見出し画像

「このおっぱいじゃ一人暮らし無理でしょ」が登場するAVを特定しました

インターネットと都市伝説

まことしやかに語り継がれてきた謎が解明される。伝承であったり、歴史であったり、あるいは事件事故であったり。謎の解明はあまりに奇跡的であるとさえ思う。だから人はミステリーが好きなのだ。しっかりと謎が解明されていく奇跡がそこにある。

このインターネットの世界には、ごく一部で連綿と語り継がれているミステリーがある。

真贋すら不明なそれらはインターネット特有の進化を有しながら人から人へ語り継がれている。それは新時代の都市伝説、インターネット都市伝説ともいえるだろう。

画像

多くの一般人がインターネットを利用するようになってずいぶんと長い年月が経過した。それらは独自の文化を形成しつつあるし、一つの社会を成しているとまで言える。
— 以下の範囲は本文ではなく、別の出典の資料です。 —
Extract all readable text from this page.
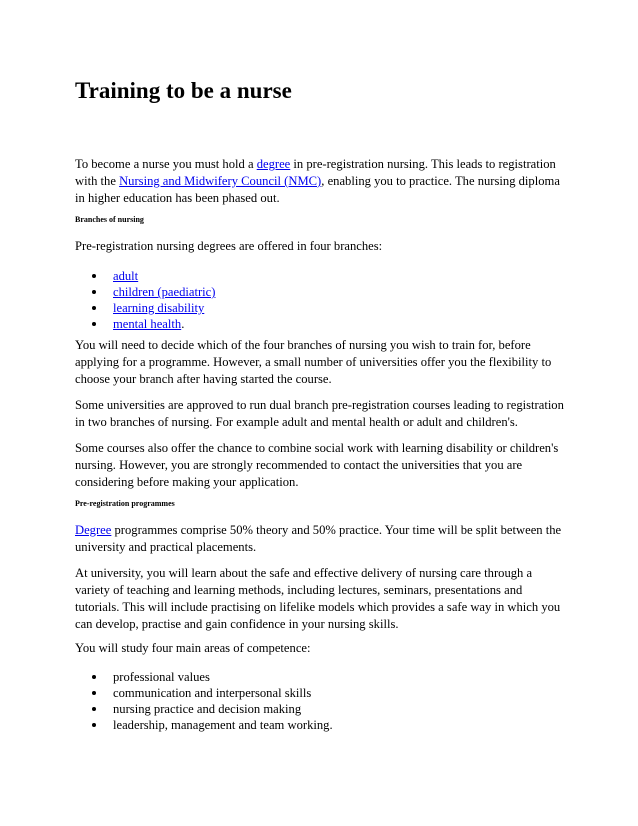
Training to be a nurse

To become a nurse you must hold a degree in pre-registration nursing. This leads to registration with the Nursing and Midwifery Council (NMC), enabling you to practice. The nursing diploma in higher education has been phased out.

Branches of nursing

Pre-registration nursing degrees are offered in four branches:

adult
children (paediatric)
learning disability
mental health.

You will need to decide which of the four branches of nursing you wish to train for, before applying for a programme. However, a small number of universities offer you the flexibility to choose your branch after having started the course.

Some universities are approved to run dual branch pre-registration courses leading to registration in two branches of nursing. For example adult and mental health or adult and children's.

Some courses also offer the chance to combine social work with learning disability or children's nursing. However, you are strongly recommended to contact the universities that you are considering before making your application.

Pre-registration programmes

Degree programmes comprise 50% theory and 50% practice. Your time will be split between the university and practical placements.

At university, you will learn about the safe and effective delivery of nursing care through a variety of teaching and learning methods, including lectures, seminars, presentations and tutorials. This will include practising on lifelike models which provides a safe way in which you can develop, practise and gain confidence in your nursing skills.

You will study four main areas of competence:

professional values
communication and interpersonal skills
nursing practice and decision making
leadership, management and team working.
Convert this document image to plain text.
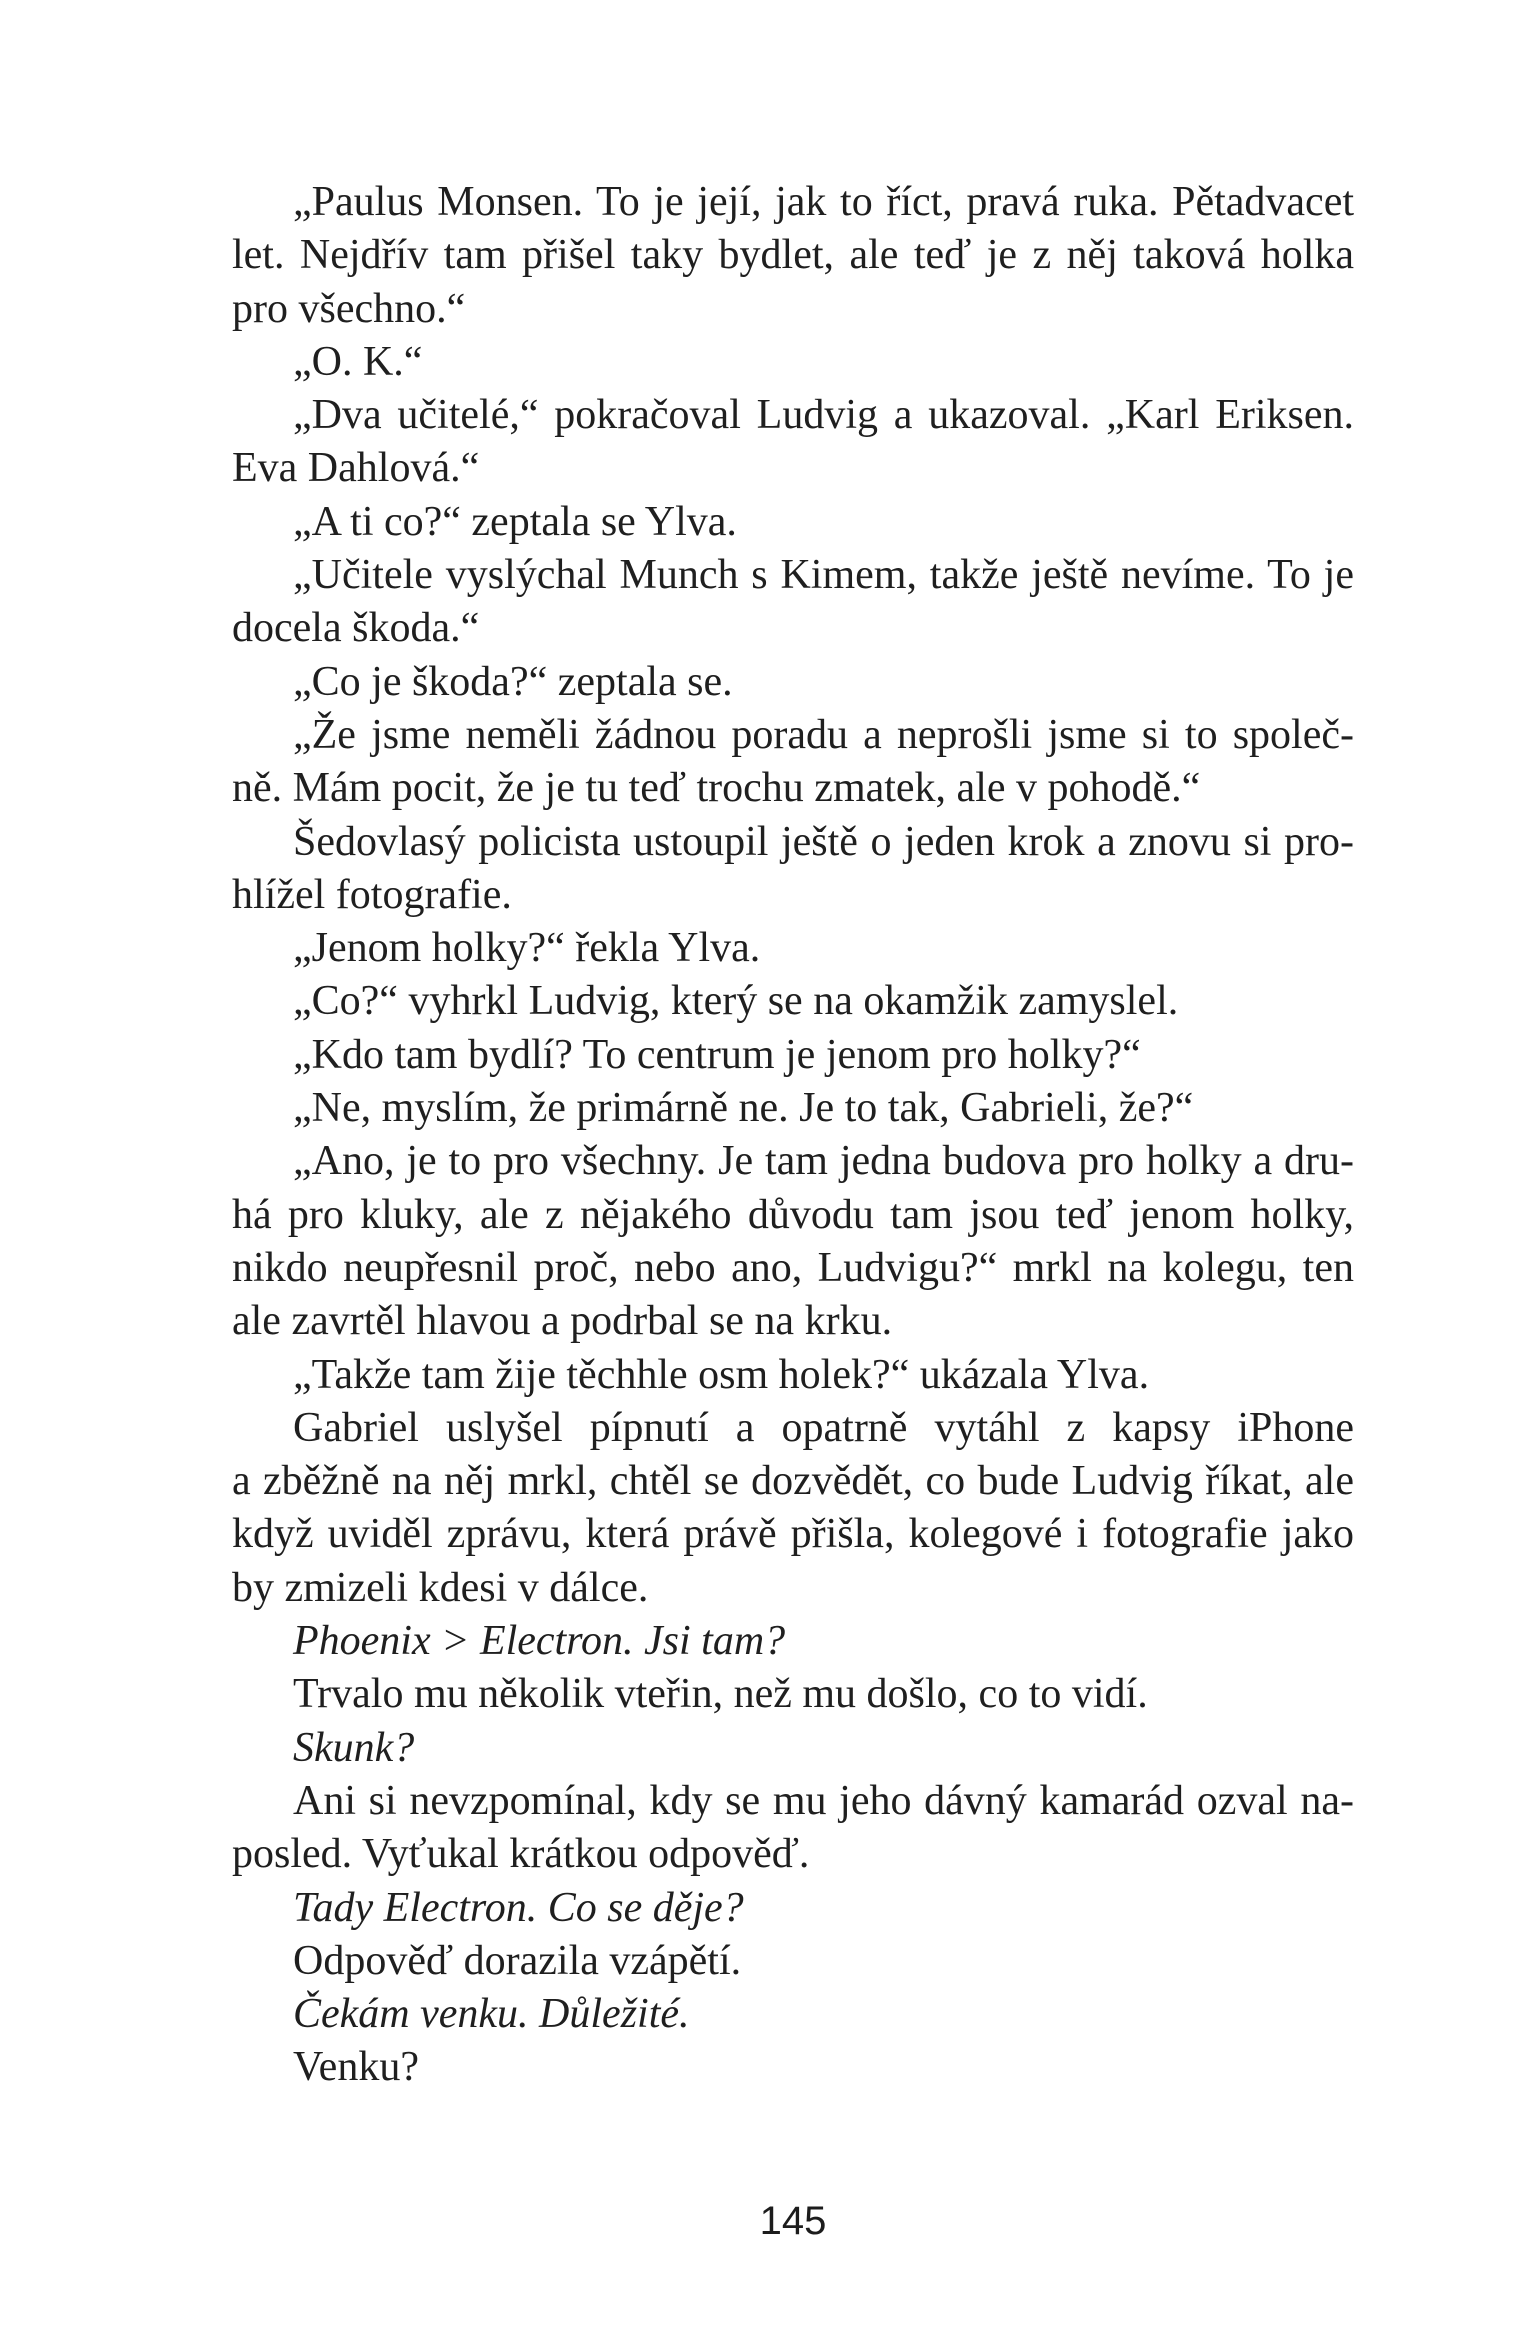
„Paulus Monsen. To je její, jak to říct, pravá ruka. Pětadvacet
let. Nejdřív tam přišel taky bydlet, ale teď je z něj taková holka
pro všechno.“
„O. K.“
„Dva učitelé,“ pokračoval Ludvig a ukazoval. „Karl Eriksen.
Eva Dahlová.“
„A ti co?“ zeptala se Ylva.
„Učitele vyslýchal Munch s Kimem, takže ještě nevíme. To je
docela škoda.“
„Co je škoda?“ zeptala se.
„Že jsme neměli žádnou poradu a neprošli jsme si to společ-
ně. Mám pocit, že je tu teď trochu zmatek, ale v pohodě.“
Šedovlasý policista ustoupil ještě o jeden krok a znovu si pro-
hlížel fotografie.
„Jenom holky?“ řekla Ylva.
„Co?“ vyhrkl Ludvig, který se na okamžik zamyslel.
„Kdo tam bydlí? To centrum je jenom pro holky?“
„Ne, myslím, že primárně ne. Je to tak, Gabrieli, že?“
„Ano, je to pro všechny. Je tam jedna budova pro holky a dru-
há pro kluky, ale z nějakého důvodu tam jsou teď jenom holky,
nikdo neupřesnil proč, nebo ano, Ludvigu?“ mrkl na kolegu, ten
ale zavrtěl hlavou a podrbal se na krku.
„Takže tam žije těchhle osm holek?“ ukázala Ylva.
Gabriel uslyšel pípnutí a opatrně vytáhl z kapsy iPhone
a zběžně na něj mrkl, chtěl se dozvědět, co bude Ludvig říkat, ale
když uviděl zprávu, která právě přišla, kolegové i fotografie jako
by zmizeli kdesi v dálce.
Phoenix > Electron. Jsi tam?
Trvalo mu několik vteřin, než mu došlo, co to vidí.
Skunk?
Ani si nevzpomínal, kdy se mu jeho dávný kamarád ozval na-
posled. Vyťukal krátkou odpověď.
Tady Electron. Co se děje?
Odpověď dorazila vzápětí.
Čekám venku. Důležité.
Venku?
145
社会が形成されるということは、そこに歴史が積み重ねられることであり、その歴史の傍らには、歴史として語られるまでには至らなかった無数の事象が存在する。

僕がインターネットを始めた頃、それは新しい世界の幕開けだった。それから30余年あまり経過し、積み重ねられた歴史は、正当な歴史に限らず、ごくごく細部、枝葉のようなところまで語られるまでになった。この世界が成熟してきた証左といえよう。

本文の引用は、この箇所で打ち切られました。